CHOMP - Generate BROOD Fragment Database

Category Paths

Follow one of these paths in the Orion user interface, to find the floe.

  • Product-based/BROOD

  • Role-based/Computational Chemist

  • Solution-based/Virtual-screening/DB Search

  • Task-based/Scaffold-Hopping

Description

CHOMP - Generate BROOD Fragment Database is a utility to the lead generation tool BROOD. CHOMP allows users to fragment molecules, filter the fragments, generate 3D conformations, organize and index the fragments for rapid searching, and write a Brood database.

The minimal input into CHOMP is a dataset, file, or collection of 2D molecules.

The output from the CHOMP floe is a BROOD Database collection that can be used as input for the BROOD floe. The CHOMP floe also optionally produces a tarball database file that can be used to run the BROOD application on a local machine. Please ensure that the Output database name does not contain spaces; otherwise, the floe will fail.

The CHOMP floe requires high memory and disk machines, at different stages, based on the input. The default values for these parameters have been set to handle up to ~1 million drug-like molecules as input. For larger jobs, these cube parameters would need to be scaled up. It is recommended that you adjust the control parameters following the below guidelines, before starting a job.

  • Chunk Size: Set the chunk size so the number of chunks is ~250. For example, for ~1 million drug-like molecules, the suggested chunk size is the default value of 4000.

  • Memory (MiB) (Chomp builder): Multiply the default memory value by the ratio of change in chunk size.
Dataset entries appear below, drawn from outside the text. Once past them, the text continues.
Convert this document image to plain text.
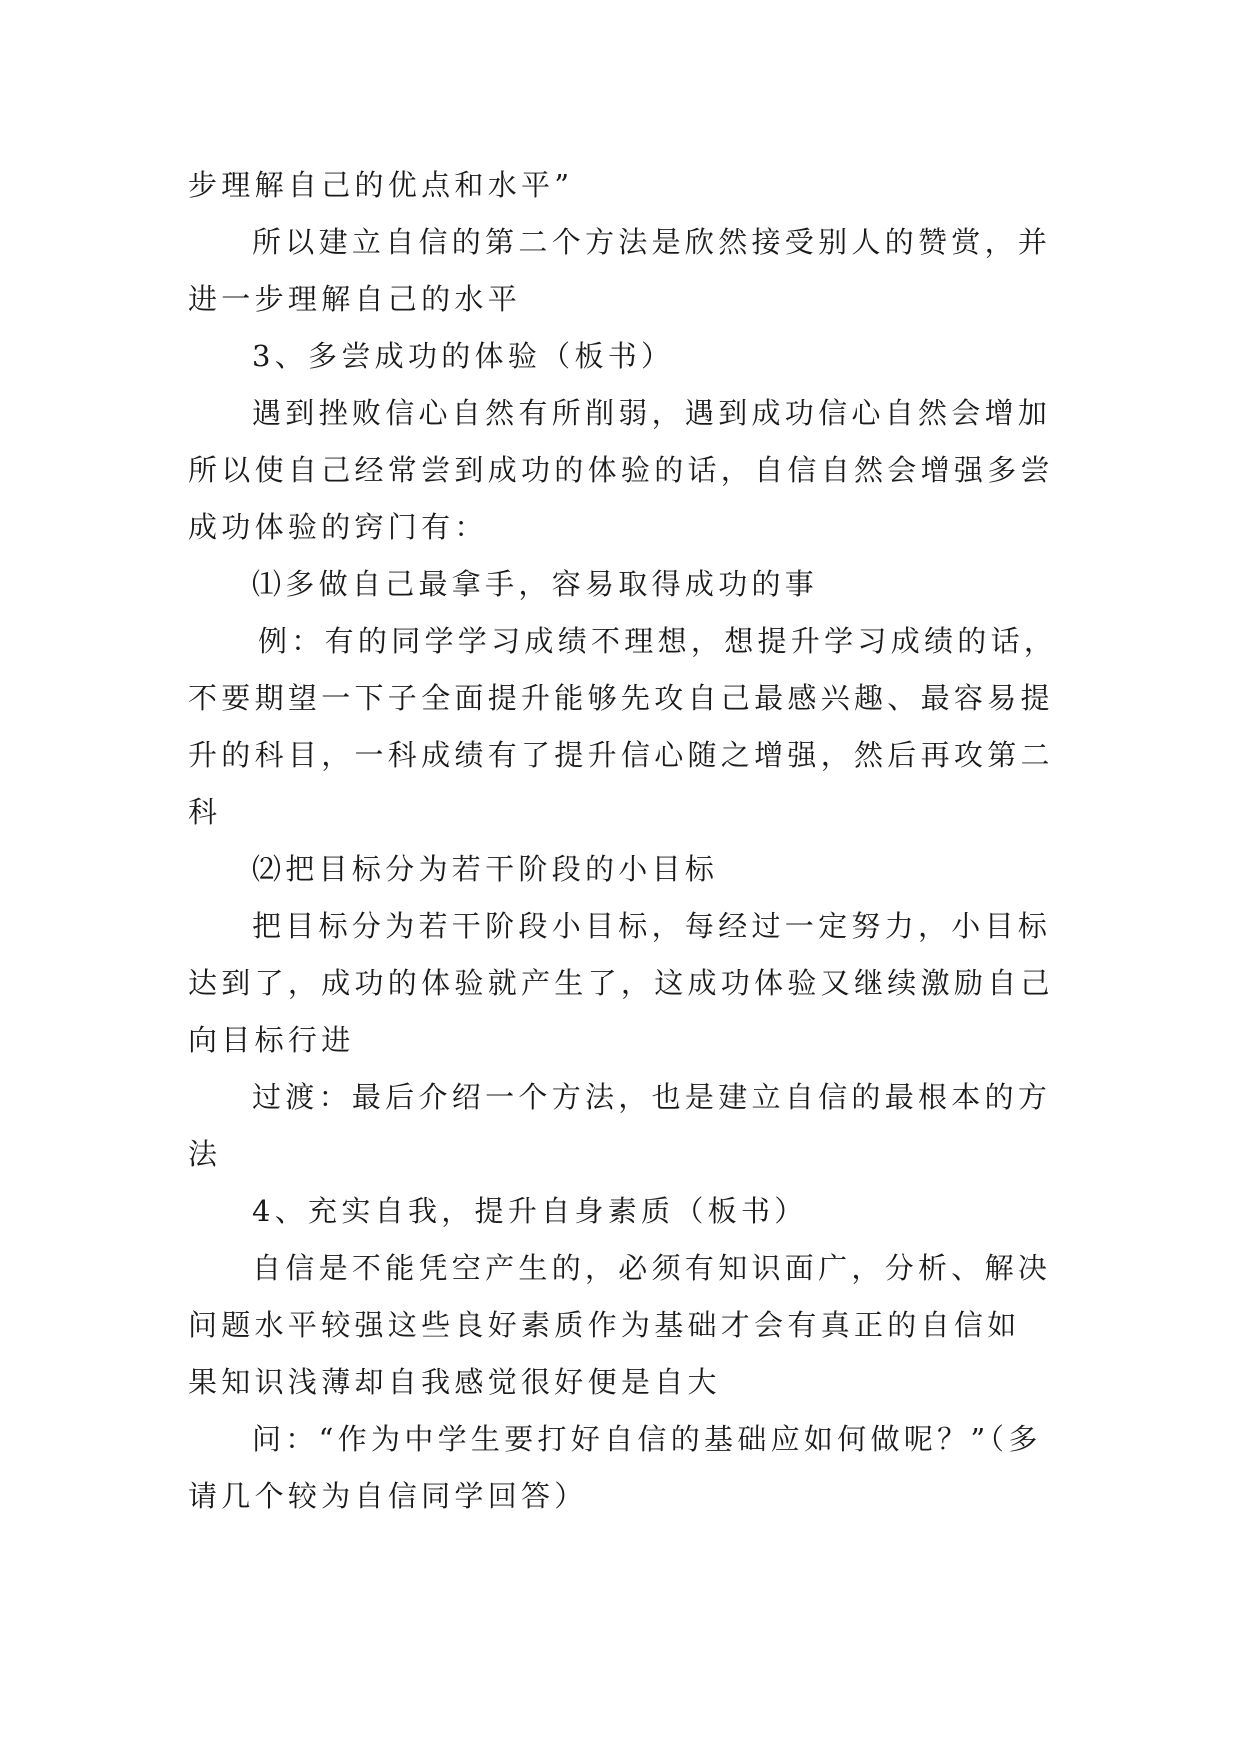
步理解自己的优点和水平”
所以建立自信的第二个方法是欣然接受别人的赞赏，并
进一步理解自己的水平
3、多尝成功的体验（板书）
遇到挫败信心自然有所削弱，遇到成功信心自然会增加
所以使自己经常尝到成功的体验的话，自信自然会增强多尝
成功体验的窍门有：
⑴多做自己最拿手，容易取得成功的事
例：有的同学学习成绩不理想，想提升学习成绩的话，
不要期望一下子全面提升能够先攻自己最感兴趣、最容易提
升的科目，一科成绩有了提升信心随之增强，然后再攻第二
科
⑵把目标分为若干阶段的小目标
把目标分为若干阶段小目标，每经过一定努力，小目标
达到了，成功的体验就产生了，这成功体验又继续激励自己
向目标行进
过渡：最后介绍一个方法，也是建立自信的最根本的方
法
4、充实自我，提升自身素质（板书）
自信是不能凭空产生的，必须有知识面广，分析、解决
问题水平较强这些良好素质作为基础才会有真正的自信如
果知识浅薄却自我感觉很好便是自大
问：“作为中学生要打好自信的基础应如何做呢？”（多
请几个较为自信同学回答）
For example, if the default chunk size is doubled, multiply the default memory by 2.

  • Memory (MiB) (Chomp Merge Fragments): Set this value to ~0.01 times the number of fragments.
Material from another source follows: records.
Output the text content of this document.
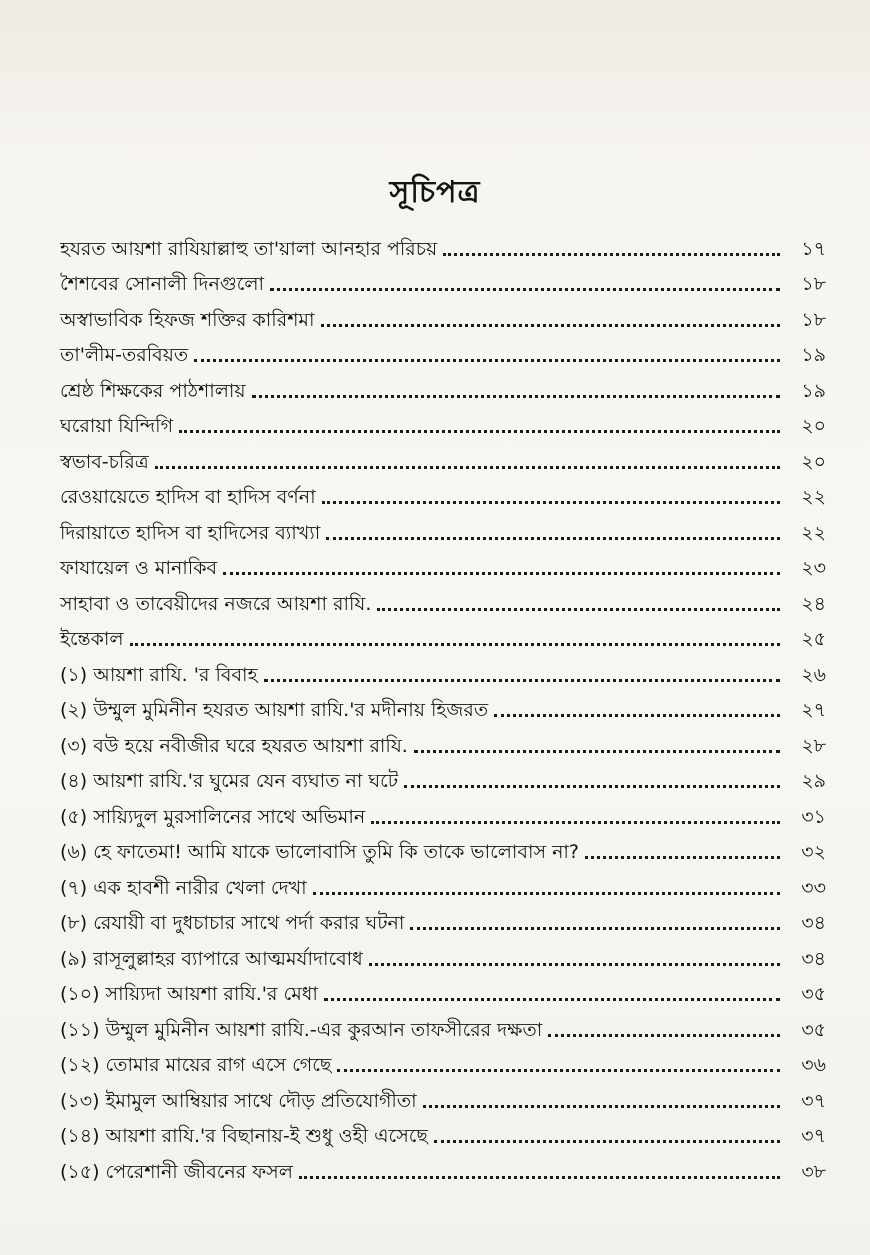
সূচিপত্র
হযরত আয়শা রাযিয়াল্লাহু তা'য়ালা আনহার পরিচয়	১৭
শৈশবের সোনালী দিনগুলো	১৮
অস্বাভাবিক হিফজ শক্তির কারিশমা	১৮
তা'লীম-তরবিয়ত	১৯
শ্রেষ্ঠ শিক্ষকের পাঠশালায়	১৯
ঘরোয়া যিন্দিগি	২০
স্বভাব-চরিত্র	২০
রেওয়ায়েতে হাদিস বা হাদিস বর্ণনা	২২
দিরায়াতে হাদিস বা হাদিসের ব্যাখ্যা	২২
ফাযায়েল ও মানাকিব	২৩
সাহাবা ও তাবেয়ীদের নজরে আয়শা রাযি.	২৪
ইন্তেকাল	২৫
(১) আয়শা রাযি. 'র বিবাহ	২৬
(২) উম্মুল মুমিনীন হযরত আয়শা রাযি.'র মদীনায় হিজরত	২৭
(৩) বউ হয়ে নবীজীর ঘরে হযরত আয়শা রাযি.	২৮
(৪) আয়শা রাযি.'র ঘুমের যেন ব্যঘাত না ঘটে	২৯
(৫) সায়্যিদুল মুরসালিনের সাথে অভিমান	৩১
(৬) হে ফাতেমা! আমি যাকে ভালোবাসি তুমি কি তাকে ভালোবাস না?	৩২
(৭) এক হাবশী নারীর খেলা দেখা	৩৩
(৮) রেযায়ী বা দুধচাচার সাথে পর্দা করার ঘটনা	৩৪
(৯) রাসূলুল্লাহর ব্যাপারে আত্মমর্যাদাবোধ	৩৪
(১০) সায়্যিদা আয়শা রাযি.'র মেধা	৩৫
(১১) উম্মুল মুমিনীন আয়শা রাযি.-এর কুরআন তাফসীরের দক্ষতা	৩৫
(১২) তোমার মায়ের রাগ এসে গেছে	৩৬
(১৩) ইমামুল আম্বিয়ার সাথে দৌড় প্রতিযোগীতা	৩৭
(১৪) আয়শা রাযি.'র বিছানায়-ই শুধু ওহী এসেছে	৩৭
(১৫) পেরেশানী জীবনের ফসল	৩৮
  • Memory (MiB) (Chomp DB Generator): Set this value to ~0.01 times the number of fragments.

  • Temporary Disk Space (MiB) (Chomp DB Generator): Set this value to ~0.01 times the number of fragments.

Please note that these guidelines are approximate, and the specific values may differ for each input. A recommended 10% increase in memory and disk space values is advised to provide a margin of safety.

Promoted Parameters

Title in user interface (promoted name)

Input parameters

Input dataset (in_dataset): Input dataset containing molecules or user fragments.

  • Type: data_source

Input file (in_file): Input file containing molecules or user fragments.

  • Type: file_in

Input collection (in_collection): Input collection containing molecules or user fragments.

  • Type: collection_source

Save BROOD Database Tarfile (save_db_file): Boolean flag indicating whether or not to save the BROOD database tarfile

  • Type: boolean

  • Default: False

  • Choices: [True, False]

Output parameters

Brood Fragments DB Collection (out_collection): Output collection containing fragments database.

  • Required

  • Type: collection_sink

  • Default: BROOD Fragments DB collection

Output database name (out_db): Output BROOD database name.

  • Required

  • Type: file_out

  • Default: brood_database

Failed Dataset (failed): Output dataset of failed calculations.

  • Required

  • Type: dataset_out

  • Default: Failed Output for CHOMP - Generate BROOD Fragment Database

Fragment filtering parameters

Max Heavy Atoms (maxHvy): Maximum number of heavy atoms allowed in fragments.

  • Type: integer

  • Default: 15

Heavy Frags Min Frequency (minFrequency): Minimum frequency required for a heavy fragment to be retained. 0 indicates to accept everything.

  • Type: integer

  • Default: 3

Use Percentile (usePercentile): Boolean flag indicating whether or not to treat the minimum frequency input as a percentile

  • Type: boolean

  • Default: False

  • Choices: [True, False]

Heavy Fragment Size (minFreqHeavy): Minimum number of heavy atoms per fragment, that defines a heavy fragment, beyond which the minimum frequency is applicable

  • Type: integer

  • Default: 9

Control parameters

Chunk Size (chunk_size): The chunk size for splitting records.

  • Type: integer

  • Default: 4000

Memory (MiB) (memory_builder): The minimum amount of memory in MiBs (1048576 B) this cube requires. Due to overhead, request a couple hundred MiB more than required.

  • Type: decimal

  • Default: 29491.2

Memory (MiB) (memory_generator): The minimum amount of memory in MiBs (1048576 B) this cube requires. Due to overhead, request a couple hundred MiB more than required.

  • Type: decimal

  • Default: 58982.4

Memory (MiB) (memory_merger): The minimum amount of memory in MiBs (1048576 B) this cube requires. Due to overhead, request a couple hundred MiB more than required.

  • Type: decimal

  • Default: 58982.4

Temporary Disk Space (MiB) (disk_space): The minimum amount of disk space in MiB (1048576 B) this cube requires. Due to overhead, request a couple hundred MiB more than required.

  • Type: decimal

  • Default: 58982.4